In 50 years of jet aviation, no pilot has landed a fully-loaded aircraft on water without fatalities. This was the cockpit crew's greatest achievement. It meant extending the wings and tail slats and slowing the plane to as low a speed as possible – 115-140mph – without stalling. Two things were crucial: creating a cushion of air between the water and the plane and keeping the equipment perfectly level.
Dealing with the first real emergency of his career – he joined what was then USAir in 1980 after retiring from flying F-4s for the air force – Captain Sullenberger remembered something else from his Airbus training. He hit the ditch button, which closes the holes in the fuselage so water cannot get in. It was designed to keep the plane afloat, assuming it remained intact on impact.
And intact the plane remained. That is why loss of life was averted. The speed of rescuers in tourist, ferry and coastguard boats who converged on the plane within minutes also helped.

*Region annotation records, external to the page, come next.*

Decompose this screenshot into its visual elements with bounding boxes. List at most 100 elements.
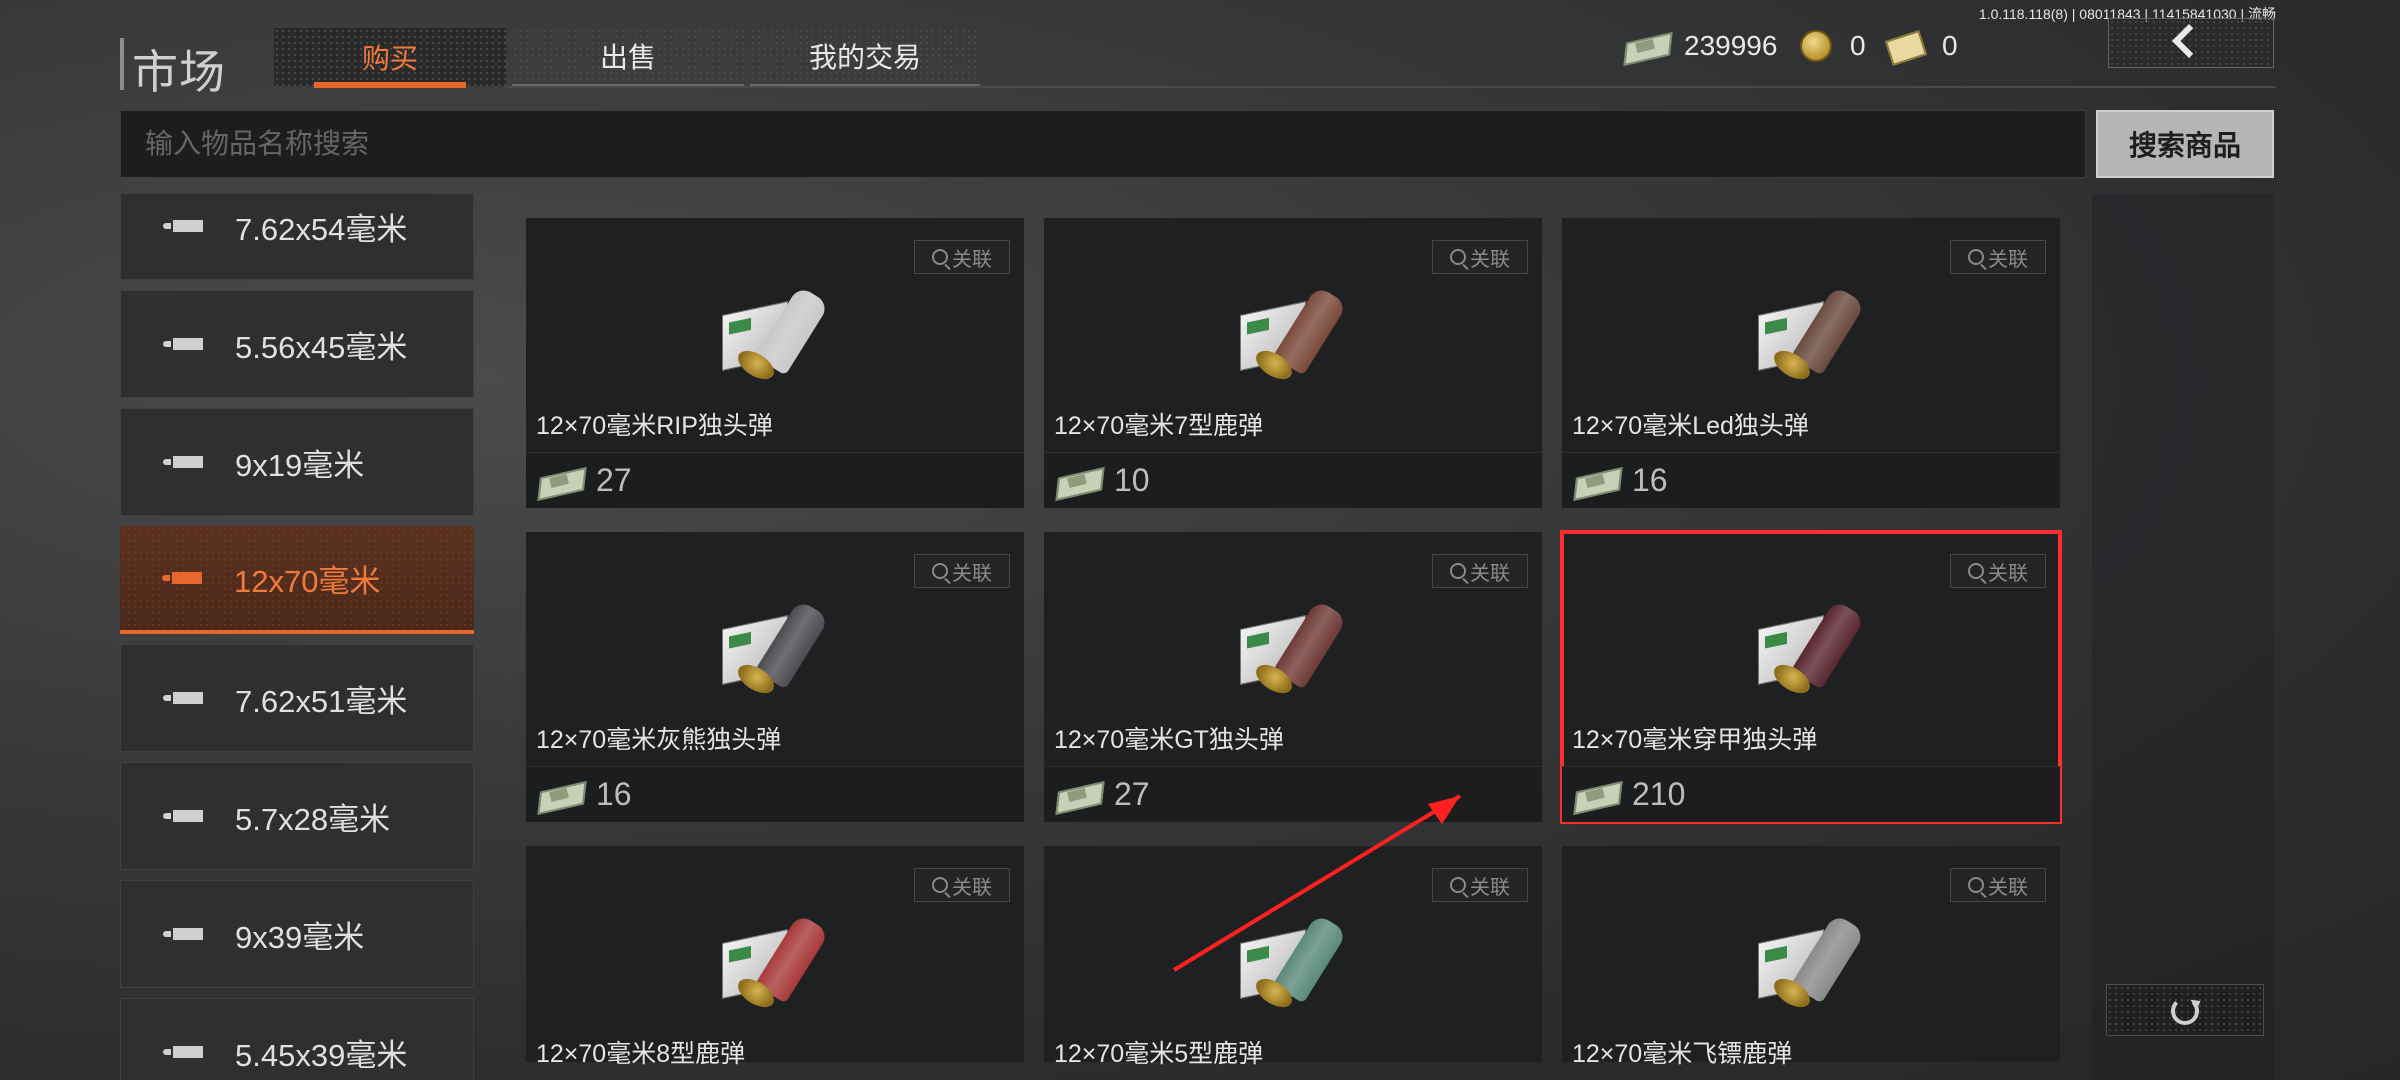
category-item[interactable]: 5.45x39毫米 [120,998,474,1080]
search-icon [932,877,948,893]
category-item[interactable]: 7.62x51毫米 [120,644,474,752]
bullet-icon [163,456,203,468]
item-name: 12×70毫米穿甲独头弹 [1572,726,1818,754]
cash-icon [1574,780,1620,810]
shotgun-shell-icon [722,586,830,699]
related-button[interactable]: 关联 [1432,240,1528,274]
category-item[interactable]: 5.7x28毫米 [120,762,474,870]
chevron-left-icon [2172,24,2206,58]
search-icon [932,249,948,265]
shotgun-shell-icon [1758,586,1866,699]
shotgun-shell-icon [1758,900,1866,1013]
item-price: 16 [596,776,632,812]
item-name: 12×70毫米8型鹿弹 [536,1040,746,1068]
search-icon [1968,877,1984,893]
currency-coin-value: 0 [1850,30,1866,61]
item-name: 12×70毫米GT独头弹 [1054,726,1284,754]
related-button[interactable]: 关联 [1432,554,1528,588]
item-name: 12×70毫米RIP独头弹 [536,412,773,440]
related-label: 关联 [1470,562,1510,585]
item-card[interactable]: 关联 12×70毫米GT独头弹 27 [1044,532,1542,822]
category-label: 5.45x39毫米 [235,1037,408,1073]
related-label: 关联 [1988,876,2028,899]
related-label: 关联 [1470,248,1510,271]
item-name: 12×70毫米5型鹿弹 [1054,1040,1264,1068]
cash-icon [538,780,584,810]
item-card[interactable]: 关联 12×70毫米RIP独头弹 27 [526,218,1024,508]
category-label: 5.56x45毫米 [235,329,408,365]
search-icon [932,563,948,579]
related-button[interactable]: 关联 [1950,240,2046,274]
title-bar-accent [120,38,124,90]
cash-icon [1056,466,1102,496]
shotgun-shell-icon [722,272,830,385]
category-item[interactable]: 12x70毫米 [120,526,474,634]
item-price: 10 [1114,462,1150,498]
cash-icon [538,466,584,496]
annotation-arrow [1172,794,1462,972]
item-price: 27 [596,462,632,498]
item-card[interactable]: 关联 12×70毫米8型鹿弹 [526,846,1024,1068]
item-price-row: 16 [526,766,1024,822]
annotation-arrow-line [1172,794,1462,972]
cash-icon [1624,31,1670,61]
search-button[interactable]: 搜索商品 [2096,110,2274,178]
item-price-row: 10 [1044,452,1542,508]
category-label: 7.62x54毫米 [235,211,408,247]
category-label: 9x39毫米 [235,919,365,955]
coin-icon [1800,30,1832,62]
search-icon [1968,563,1984,579]
item-card[interactable]: 关联 12×70毫米飞镖鹿弹 [1562,846,2060,1068]
related-label: 关联 [952,562,992,585]
shotgun-shell-icon [1240,272,1348,385]
item-price: 16 [1632,462,1668,498]
bullet-icon [163,810,203,822]
category-sidebar[interactable]: 7.62x54毫米 5.56x45毫米 9x19毫米 12x70毫米 7.62x51毫米… [120,194,474,1080]
related-label: 关联 [952,248,992,271]
search-input[interactable] [120,110,2086,178]
shotgun-shell-icon [1240,586,1348,699]
category-item[interactable]: 9x19毫米 [120,408,474,516]
item-price-row: 210 [1562,766,2060,822]
related-label: 关联 [952,876,992,899]
bullet-icon [163,928,203,940]
item-card[interactable]: 关联 12×70毫米7型鹿弹 10 [1044,218,1542,508]
search-icon [1450,249,1466,265]
bullet-icon [163,220,203,232]
tab-sell[interactable]: 出售 [512,28,744,86]
category-label: 7.62x51毫米 [235,683,408,719]
item-card[interactable]: 关联 12×70毫米Led独头弹 16 [1562,218,2060,508]
related-button[interactable]: 关联 [914,554,1010,588]
item-card[interactable]: 关联 12×70毫米穿甲独头弹 210 [1560,530,2062,824]
category-label: 9x19毫米 [235,447,365,483]
refresh-button[interactable] [2106,984,2264,1036]
item-price: 27 [1114,776,1150,812]
bullet-icon [162,572,202,584]
related-button[interactable]: 关联 [914,240,1010,274]
related-button[interactable]: 关联 [1950,868,2046,902]
related-button[interactable]: 关联 [914,868,1010,902]
item-name: 12×70毫米Led独头弹 [1572,412,1809,440]
category-item[interactable]: 5.56x45毫米 [120,290,474,398]
category-item[interactable]: 9x39毫米 [120,880,474,988]
item-name: 12×70毫米飞镖鹿弹 [1572,1040,1793,1068]
bullet-icon [163,692,203,704]
shotgun-shell-icon [722,900,830,1013]
cash-icon [1574,466,1620,496]
header-divider [506,86,2276,88]
tab-my-trades[interactable]: 我的交易 [750,28,980,86]
item-name: 12×70毫米7型鹿弹 [1054,412,1264,440]
bullet-icon [163,338,203,350]
category-item[interactable]: 7.62x54毫米 [120,194,474,280]
item-card[interactable]: 关联 12×70毫米灰熊独头弹 16 [526,532,1024,822]
currency-coin: 0 [1800,22,1866,70]
related-label: 关联 [1988,562,2028,585]
tab-buy[interactable]: 购买 [274,28,506,88]
item-price-row: 27 [526,452,1024,508]
category-label: 5.7x28毫米 [235,801,391,837]
currency-cash-value: 239996 [1684,30,1778,61]
back-button[interactable] [2108,18,2274,68]
related-button[interactable]: 关联 [1950,554,2046,588]
right-column [2092,194,2274,1080]
cash-icon [1056,780,1102,810]
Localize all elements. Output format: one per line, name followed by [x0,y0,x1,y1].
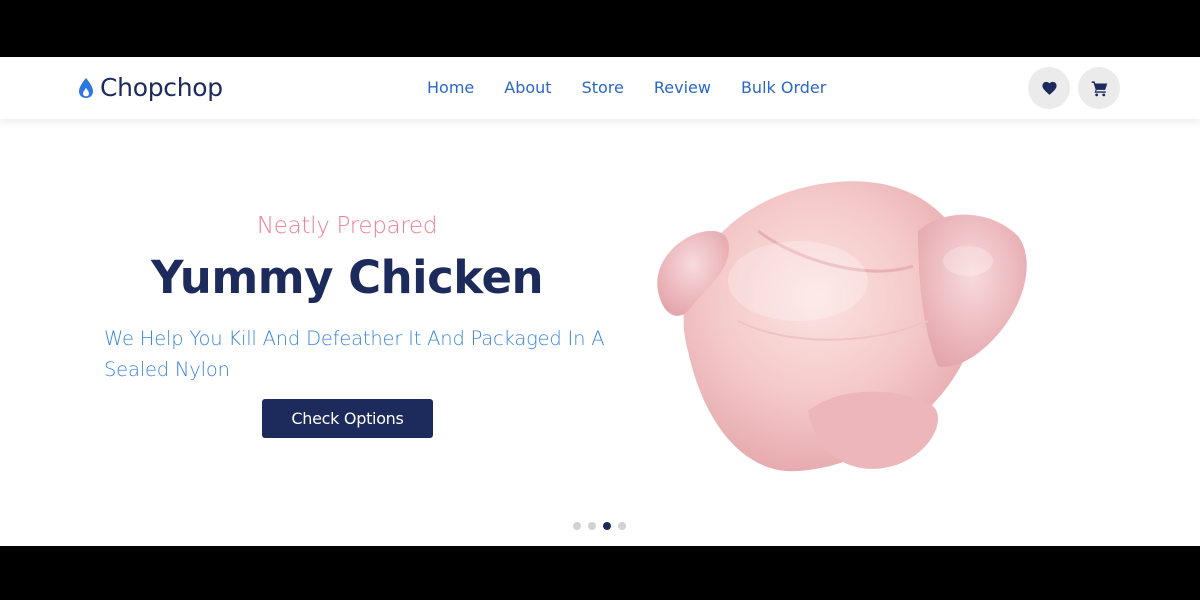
page: Chopchop Home About Store Review Bulk Or… [0,57,1200,546]
raw-chicken-image [657,181,1027,472]
hero-description: We Help You Kill And Defeather It And Pa… [104,327,605,381]
site-header: Chopchop Home About Store Review Bulk Or… [0,57,1200,119]
carousel-indicators [573,522,626,530]
cart-button[interactable] [1078,67,1120,109]
cart-icon [1091,80,1107,96]
nav-store[interactable]: Store [567,76,639,100]
flame-icon [79,77,93,98]
hero-subtitle: Neatly Prepared [256,213,438,239]
nav-home[interactable]: Home [412,76,489,100]
main-nav: Home About Store Review Bulk Order [412,76,841,100]
hero-title: Yummy Chicken [150,251,544,304]
heart-icon [1041,81,1057,95]
carousel-dot[interactable] [618,522,626,530]
wishlist-button[interactable] [1028,67,1070,109]
nav-about[interactable]: About [489,76,566,100]
hero-slider: Neatly Prepared Yummy Chicken We Help Yo… [0,119,1200,546]
nav-bulk-order[interactable]: Bulk Order [726,76,841,100]
brand-name: Chopchop [100,73,223,102]
brand-logo[interactable]: Chopchop [78,73,223,102]
carousel-dot-active[interactable] [603,522,611,530]
carousel-dot[interactable] [573,522,581,530]
check-options-button[interactable]: Check Options [262,399,433,438]
carousel-dot[interactable] [588,522,596,530]
nav-review[interactable]: Review [639,76,726,100]
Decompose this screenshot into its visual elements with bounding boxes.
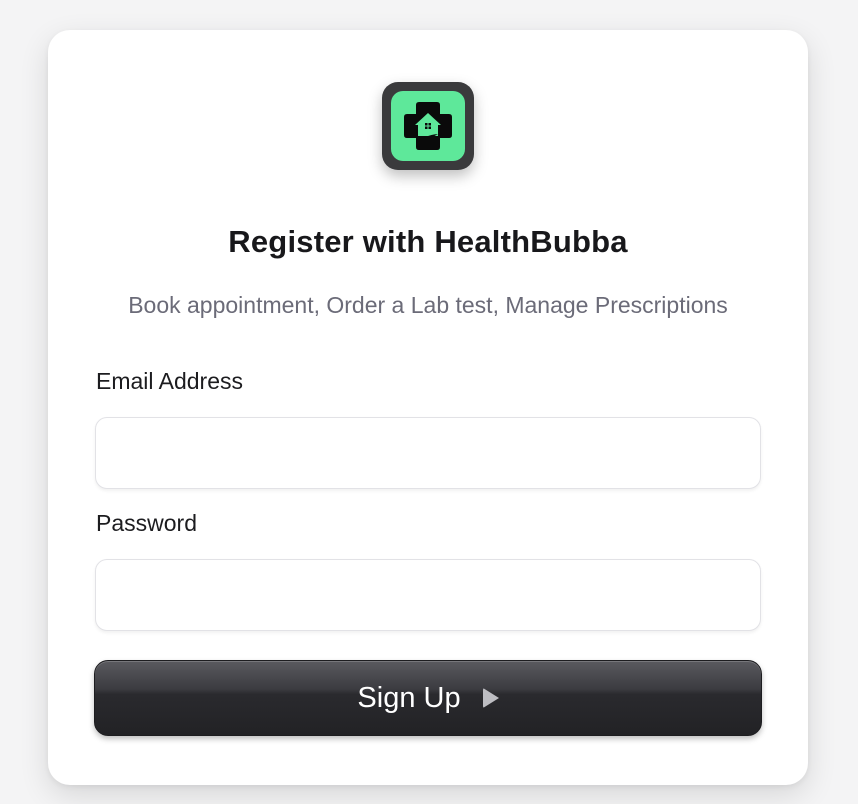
play-icon <box>482 688 499 708</box>
page-subtitle: Book appointment, Order a Lab test, Mana… <box>128 292 728 318</box>
email-field[interactable] <box>95 417 761 489</box>
logo-background <box>391 91 465 161</box>
app-logo <box>382 82 474 170</box>
sign-up-button[interactable]: Sign Up <box>94 660 762 736</box>
email-label: Email Address <box>96 368 244 394</box>
password-label: Password <box>96 510 197 536</box>
sign-up-button-label: Sign Up <box>357 681 461 714</box>
password-field[interactable] <box>95 559 761 631</box>
page-title: Register with HealthBubba <box>228 224 628 259</box>
medical-cross-house-icon <box>404 102 452 150</box>
register-card: Register with HealthBubba Book appointme… <box>48 30 808 785</box>
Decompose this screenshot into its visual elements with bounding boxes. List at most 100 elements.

"That's an odd-looking boat," a captain of one of the first ferries on the scene, Vince Lombardi, recalled telling his mate after spotting the fuselage just after its splashdown. The mate replied with the obvious: that's no boat. Presenting certificates of appreciation to several rescue leaders yesterday, Michael Bloomberg, New York's Mayor, spoke for many in the city when he expressed his amazement that the worst had been averted on one of the coldest days of the winter.
"This is the story of heroes, something straight out of the movies," he said. "But if it had been a movie people probably wouldn't have believed it was true."
Because he must co-operate with federal investigators, Captain Sullenberger was nowhere to be seen. However, rescue crews and police officers spoke of his incredible calm as he unbuckled to oversee the evacuation from his floating plane and walked the length of it twice to make sure all had been evacuated before escaping himself.
"He looked absolutely immaculate," the rescuer said. "He looked like David Niven in an airplane uniform. He looked unruffled. His uniform was sharp. You could see him walking down the aisles making sure everybody got out."
"If it wasn't for him, I wouldn't be here today," one of the passengers, Mary Berkwits of North Carolina, said.